I've been reading from Jane McGonigal's Reality is Broken, and I've come across what I think is an interesting notion about how games enhance our collective imagination.
Here McGonigal quotes Will Wright:
...if theres one aspect of humanity that I want to augment, its the imagination, which is probably our most powerful cognitive tool. I think of games as being an amplifier for the imagination of the players, in the same way that a car amplifies our legs or a house amplifies our skin.
The point being that by enlisting our willing involvement imaginitatively in game form, we can not only have an experience of flow, of fiero, of naches and the other positive emotions that McGonigal racks up as worthwhile aspects of games - we involve ourselves thereby in game activities that are by definition involving us in activities of collective intentionality. (The feeling is one of 'we-intend' as John R.Searle would put it.)And by gaming together, we build up massive amounts of collective intentionality. Games become a powerful force in, ironically, helping us work out our problems, together. But this notion collides with some of my other recent reading.
Games necessarily model an environment. There's a tension between imagination (which is often liminal, on the edges of breaking the rules or outright breaking them) and games, which exist because of their rules.
I've been reading Trickster Makes This World by Lewis Hyde, so my first thought is that Trickster, who is our embodiment of disruptive imagination, needs to be part of this process of amplifying the imagination. If we want to get the most out of human imagination, we need that force to be there. It will anyway, so we need to find ways of including it or at least anticipating the services we can provide for its positive side. (It'll still surprise, confound and delight us though).
My second thought links us to Douglas Rushkoff's Program or be Programmed. If anything digital has the role of the Trickster in it, it's programming, and certainly hacking. There are still boundaries on this though, but far more play to be transgressive and to go beyond the boundaries of a single system. But there are boundaries - at least ususally. The ur-hacker movie was War Games, and the thrill of that game was seeing how easy it was to unintentionally breach those supposed boundaries. That's a game, run amok. Yet its resolution was inventive and satisfying. Very Trickster, very Hacker.
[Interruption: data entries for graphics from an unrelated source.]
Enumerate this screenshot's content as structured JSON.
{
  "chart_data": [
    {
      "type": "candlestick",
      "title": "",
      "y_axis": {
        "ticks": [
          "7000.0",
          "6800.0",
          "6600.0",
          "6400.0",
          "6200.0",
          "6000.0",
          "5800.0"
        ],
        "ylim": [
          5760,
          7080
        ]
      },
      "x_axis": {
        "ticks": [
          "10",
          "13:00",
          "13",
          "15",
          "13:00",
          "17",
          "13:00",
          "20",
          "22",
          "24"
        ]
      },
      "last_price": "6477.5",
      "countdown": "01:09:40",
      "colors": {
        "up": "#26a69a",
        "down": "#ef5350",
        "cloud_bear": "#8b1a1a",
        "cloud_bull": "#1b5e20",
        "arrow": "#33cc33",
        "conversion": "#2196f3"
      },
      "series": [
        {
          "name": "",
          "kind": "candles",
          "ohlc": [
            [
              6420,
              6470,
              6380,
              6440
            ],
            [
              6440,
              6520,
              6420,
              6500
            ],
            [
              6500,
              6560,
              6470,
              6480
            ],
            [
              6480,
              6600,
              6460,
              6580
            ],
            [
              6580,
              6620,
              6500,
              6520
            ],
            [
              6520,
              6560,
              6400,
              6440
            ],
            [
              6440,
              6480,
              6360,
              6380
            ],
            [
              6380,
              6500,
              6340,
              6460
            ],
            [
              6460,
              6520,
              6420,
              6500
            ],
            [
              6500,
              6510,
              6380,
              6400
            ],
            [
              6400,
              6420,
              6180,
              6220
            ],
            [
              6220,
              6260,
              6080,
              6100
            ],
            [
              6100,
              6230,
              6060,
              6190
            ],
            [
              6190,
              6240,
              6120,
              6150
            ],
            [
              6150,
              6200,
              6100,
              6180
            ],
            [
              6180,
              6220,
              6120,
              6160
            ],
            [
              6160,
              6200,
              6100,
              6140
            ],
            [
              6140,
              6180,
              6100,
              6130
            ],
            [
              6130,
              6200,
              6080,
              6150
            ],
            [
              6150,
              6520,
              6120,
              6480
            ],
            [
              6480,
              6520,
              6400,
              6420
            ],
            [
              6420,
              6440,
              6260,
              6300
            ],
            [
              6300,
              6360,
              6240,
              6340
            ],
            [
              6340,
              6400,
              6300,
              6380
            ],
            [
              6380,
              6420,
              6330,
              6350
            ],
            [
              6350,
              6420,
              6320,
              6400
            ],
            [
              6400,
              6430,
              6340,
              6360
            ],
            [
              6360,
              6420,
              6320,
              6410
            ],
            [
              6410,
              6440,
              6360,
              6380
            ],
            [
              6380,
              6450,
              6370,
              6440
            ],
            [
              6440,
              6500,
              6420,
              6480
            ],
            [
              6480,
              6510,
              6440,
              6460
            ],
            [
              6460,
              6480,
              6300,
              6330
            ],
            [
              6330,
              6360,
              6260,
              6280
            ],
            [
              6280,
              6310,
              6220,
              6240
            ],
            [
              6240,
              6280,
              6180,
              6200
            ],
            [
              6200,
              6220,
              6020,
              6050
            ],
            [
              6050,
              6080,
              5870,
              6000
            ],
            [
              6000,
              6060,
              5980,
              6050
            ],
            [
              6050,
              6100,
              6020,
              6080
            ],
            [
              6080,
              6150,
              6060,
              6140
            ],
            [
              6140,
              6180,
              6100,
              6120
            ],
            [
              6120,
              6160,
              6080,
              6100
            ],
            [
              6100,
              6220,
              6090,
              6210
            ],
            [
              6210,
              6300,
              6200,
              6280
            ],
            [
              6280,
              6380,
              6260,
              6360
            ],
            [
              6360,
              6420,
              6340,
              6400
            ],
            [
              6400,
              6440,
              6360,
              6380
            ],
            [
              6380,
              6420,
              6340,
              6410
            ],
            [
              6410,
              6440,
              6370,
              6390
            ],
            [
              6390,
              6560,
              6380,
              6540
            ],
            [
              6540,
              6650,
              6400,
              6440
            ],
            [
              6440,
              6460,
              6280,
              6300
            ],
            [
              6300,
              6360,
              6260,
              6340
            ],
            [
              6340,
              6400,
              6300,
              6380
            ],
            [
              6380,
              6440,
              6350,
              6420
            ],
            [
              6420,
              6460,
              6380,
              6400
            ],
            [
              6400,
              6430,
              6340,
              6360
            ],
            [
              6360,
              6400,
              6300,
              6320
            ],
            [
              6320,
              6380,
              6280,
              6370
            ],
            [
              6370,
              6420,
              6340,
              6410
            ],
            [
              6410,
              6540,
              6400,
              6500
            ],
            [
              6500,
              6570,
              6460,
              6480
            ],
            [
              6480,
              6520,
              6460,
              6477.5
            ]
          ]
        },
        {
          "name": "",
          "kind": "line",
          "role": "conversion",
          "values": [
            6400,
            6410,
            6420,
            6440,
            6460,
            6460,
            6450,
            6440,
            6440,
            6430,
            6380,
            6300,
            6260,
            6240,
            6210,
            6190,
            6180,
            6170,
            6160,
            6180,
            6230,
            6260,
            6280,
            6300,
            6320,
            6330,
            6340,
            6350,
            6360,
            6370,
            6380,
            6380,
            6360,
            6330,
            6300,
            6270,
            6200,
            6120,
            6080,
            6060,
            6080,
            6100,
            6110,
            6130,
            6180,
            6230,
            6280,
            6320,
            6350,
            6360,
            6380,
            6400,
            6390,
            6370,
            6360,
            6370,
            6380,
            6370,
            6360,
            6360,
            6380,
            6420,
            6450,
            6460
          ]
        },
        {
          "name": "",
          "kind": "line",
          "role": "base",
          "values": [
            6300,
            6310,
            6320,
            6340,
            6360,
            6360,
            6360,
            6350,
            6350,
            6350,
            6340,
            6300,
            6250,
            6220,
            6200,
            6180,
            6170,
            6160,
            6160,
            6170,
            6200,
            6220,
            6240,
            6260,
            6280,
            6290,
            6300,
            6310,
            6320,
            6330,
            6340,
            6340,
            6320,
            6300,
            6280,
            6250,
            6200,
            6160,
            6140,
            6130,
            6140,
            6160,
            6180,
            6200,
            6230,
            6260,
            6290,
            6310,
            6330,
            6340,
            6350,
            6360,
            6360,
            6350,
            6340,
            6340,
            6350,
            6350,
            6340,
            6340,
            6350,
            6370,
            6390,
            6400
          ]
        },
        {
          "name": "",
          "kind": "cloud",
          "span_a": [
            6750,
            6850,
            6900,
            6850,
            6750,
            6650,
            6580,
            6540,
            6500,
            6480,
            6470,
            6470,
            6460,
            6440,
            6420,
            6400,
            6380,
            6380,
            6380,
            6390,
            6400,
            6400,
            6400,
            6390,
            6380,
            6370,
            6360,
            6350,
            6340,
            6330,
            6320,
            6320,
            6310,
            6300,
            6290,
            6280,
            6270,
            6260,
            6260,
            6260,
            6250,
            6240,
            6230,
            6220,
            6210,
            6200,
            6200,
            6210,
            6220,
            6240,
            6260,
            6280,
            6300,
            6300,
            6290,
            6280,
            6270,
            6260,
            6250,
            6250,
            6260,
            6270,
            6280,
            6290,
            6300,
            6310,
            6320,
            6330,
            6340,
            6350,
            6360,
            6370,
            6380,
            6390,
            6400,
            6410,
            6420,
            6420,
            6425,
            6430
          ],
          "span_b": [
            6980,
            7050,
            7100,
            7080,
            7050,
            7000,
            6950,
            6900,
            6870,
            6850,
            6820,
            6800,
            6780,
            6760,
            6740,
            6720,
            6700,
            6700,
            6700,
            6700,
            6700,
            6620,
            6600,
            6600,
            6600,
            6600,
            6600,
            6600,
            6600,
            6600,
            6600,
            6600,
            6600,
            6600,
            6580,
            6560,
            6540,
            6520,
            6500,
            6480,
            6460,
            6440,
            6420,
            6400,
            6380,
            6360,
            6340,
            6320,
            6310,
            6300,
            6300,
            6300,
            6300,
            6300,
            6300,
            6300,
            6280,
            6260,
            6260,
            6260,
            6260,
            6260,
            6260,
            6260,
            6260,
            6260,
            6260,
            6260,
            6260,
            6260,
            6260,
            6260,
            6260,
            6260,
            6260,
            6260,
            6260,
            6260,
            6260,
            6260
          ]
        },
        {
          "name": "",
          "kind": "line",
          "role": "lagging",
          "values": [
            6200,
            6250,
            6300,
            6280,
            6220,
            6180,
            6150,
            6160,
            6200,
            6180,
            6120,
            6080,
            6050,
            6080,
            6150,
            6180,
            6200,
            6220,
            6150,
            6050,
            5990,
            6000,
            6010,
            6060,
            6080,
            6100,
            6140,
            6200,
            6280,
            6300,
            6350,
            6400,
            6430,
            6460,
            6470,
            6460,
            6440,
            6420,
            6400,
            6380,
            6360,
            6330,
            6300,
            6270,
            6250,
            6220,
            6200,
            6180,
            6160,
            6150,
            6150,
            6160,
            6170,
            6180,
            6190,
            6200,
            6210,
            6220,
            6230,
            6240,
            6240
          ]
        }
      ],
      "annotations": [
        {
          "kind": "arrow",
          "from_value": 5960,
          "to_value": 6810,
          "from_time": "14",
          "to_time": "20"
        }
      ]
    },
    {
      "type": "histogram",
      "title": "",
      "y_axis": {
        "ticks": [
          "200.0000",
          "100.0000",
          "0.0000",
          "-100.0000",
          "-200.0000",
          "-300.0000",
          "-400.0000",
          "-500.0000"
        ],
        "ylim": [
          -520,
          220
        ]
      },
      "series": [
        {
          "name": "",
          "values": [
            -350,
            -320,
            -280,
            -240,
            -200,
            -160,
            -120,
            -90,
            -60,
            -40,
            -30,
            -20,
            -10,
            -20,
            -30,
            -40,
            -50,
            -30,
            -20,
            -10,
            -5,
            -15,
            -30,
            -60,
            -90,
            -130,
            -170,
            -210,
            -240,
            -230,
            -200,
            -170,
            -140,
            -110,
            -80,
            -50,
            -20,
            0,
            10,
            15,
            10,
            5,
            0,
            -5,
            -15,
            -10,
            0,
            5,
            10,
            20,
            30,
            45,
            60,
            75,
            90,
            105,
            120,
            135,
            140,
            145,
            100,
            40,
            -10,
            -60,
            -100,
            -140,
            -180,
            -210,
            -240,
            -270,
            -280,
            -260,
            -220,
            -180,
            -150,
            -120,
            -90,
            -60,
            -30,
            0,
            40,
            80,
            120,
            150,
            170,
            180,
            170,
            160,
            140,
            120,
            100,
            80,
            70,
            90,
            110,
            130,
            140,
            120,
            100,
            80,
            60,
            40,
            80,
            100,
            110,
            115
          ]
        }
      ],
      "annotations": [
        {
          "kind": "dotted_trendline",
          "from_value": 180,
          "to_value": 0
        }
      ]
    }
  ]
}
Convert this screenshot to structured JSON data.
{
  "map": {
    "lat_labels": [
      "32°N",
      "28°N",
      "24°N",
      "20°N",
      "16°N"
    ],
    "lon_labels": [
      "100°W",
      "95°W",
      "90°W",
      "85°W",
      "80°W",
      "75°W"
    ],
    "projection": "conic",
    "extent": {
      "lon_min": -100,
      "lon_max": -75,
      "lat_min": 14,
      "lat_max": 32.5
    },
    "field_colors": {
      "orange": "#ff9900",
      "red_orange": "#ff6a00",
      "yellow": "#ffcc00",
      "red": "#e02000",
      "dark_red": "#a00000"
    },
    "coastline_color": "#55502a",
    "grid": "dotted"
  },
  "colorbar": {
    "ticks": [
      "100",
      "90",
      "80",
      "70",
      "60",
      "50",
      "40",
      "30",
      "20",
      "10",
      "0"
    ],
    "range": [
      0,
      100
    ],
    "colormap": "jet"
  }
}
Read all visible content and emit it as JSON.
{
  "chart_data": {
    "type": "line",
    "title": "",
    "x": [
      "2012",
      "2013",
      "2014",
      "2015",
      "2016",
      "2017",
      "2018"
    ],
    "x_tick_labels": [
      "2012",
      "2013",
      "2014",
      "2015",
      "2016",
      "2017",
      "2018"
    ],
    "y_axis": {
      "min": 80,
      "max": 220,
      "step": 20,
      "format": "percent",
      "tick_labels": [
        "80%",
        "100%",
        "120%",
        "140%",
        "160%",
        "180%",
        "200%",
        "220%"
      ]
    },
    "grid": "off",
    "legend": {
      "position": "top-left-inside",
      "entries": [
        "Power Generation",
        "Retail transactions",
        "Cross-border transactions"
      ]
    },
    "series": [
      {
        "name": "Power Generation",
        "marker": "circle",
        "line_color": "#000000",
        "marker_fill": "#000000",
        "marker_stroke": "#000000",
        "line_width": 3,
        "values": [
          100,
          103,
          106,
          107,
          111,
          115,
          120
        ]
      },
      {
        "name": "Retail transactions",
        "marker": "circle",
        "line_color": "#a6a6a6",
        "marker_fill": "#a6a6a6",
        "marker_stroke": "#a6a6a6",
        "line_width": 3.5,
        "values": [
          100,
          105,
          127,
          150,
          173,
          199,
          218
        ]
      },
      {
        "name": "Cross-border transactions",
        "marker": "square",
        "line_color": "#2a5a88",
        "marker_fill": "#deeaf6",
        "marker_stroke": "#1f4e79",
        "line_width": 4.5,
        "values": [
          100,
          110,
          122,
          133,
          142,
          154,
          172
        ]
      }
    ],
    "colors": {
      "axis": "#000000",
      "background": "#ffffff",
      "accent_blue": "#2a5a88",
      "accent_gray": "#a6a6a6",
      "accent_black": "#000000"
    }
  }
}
My third thought is that novels/ideas of the transhuman (eg Neuromancer, etc) pay with the idea of the Trickster in the net, subverting and corrupting/enhancing what he touches. This notion of the imagination in service of the beyond is important, and games designers need to be aware (I'm sure they are) of how they can serve the idea that imagination wants to go beyond. Maybe it can go in other directions too?
Games need to approach this tension between the complex modelling by rules, and whatever there is beyond the rules that imagination can work on. Even though, as McGonigal later notes, 'chess is infinite' (to show how complexity can be built up from very simple premises), chess is just chess, whatever it teaches us. I'm not sure that the real world games that come later are classically defined games at all. I'm not sure about the flexibility of their rules or their purview. They seem more like roles than games, scenarios rather than gameboards. That's not to denigratetheir effectiveness or to argue that they are anything else, really. But if a game is about its rules, these games exist to transgress them. To go beyond, to grow.
This begs a further thought. Isn't this characteristic of our species' relentless insistence on expansion being the only way to survive. Isn't ecology the art and science of living on limited means instead? Of living, imaginatively as possible, within the rules? This is much more gamelike. If trickster needs to work in the ecological sense, he needs to work inside the game board. Lessons from programming can teach us that. You can't program what cannot be programmed. (You can program a computer but not an ice-cream cone) Similarly, what we see instead of 'further' is deeper: more fine grained modelling that helps us make better decisions, that helps us, also, to disappear not over the threshold, but 'through the floorboards'.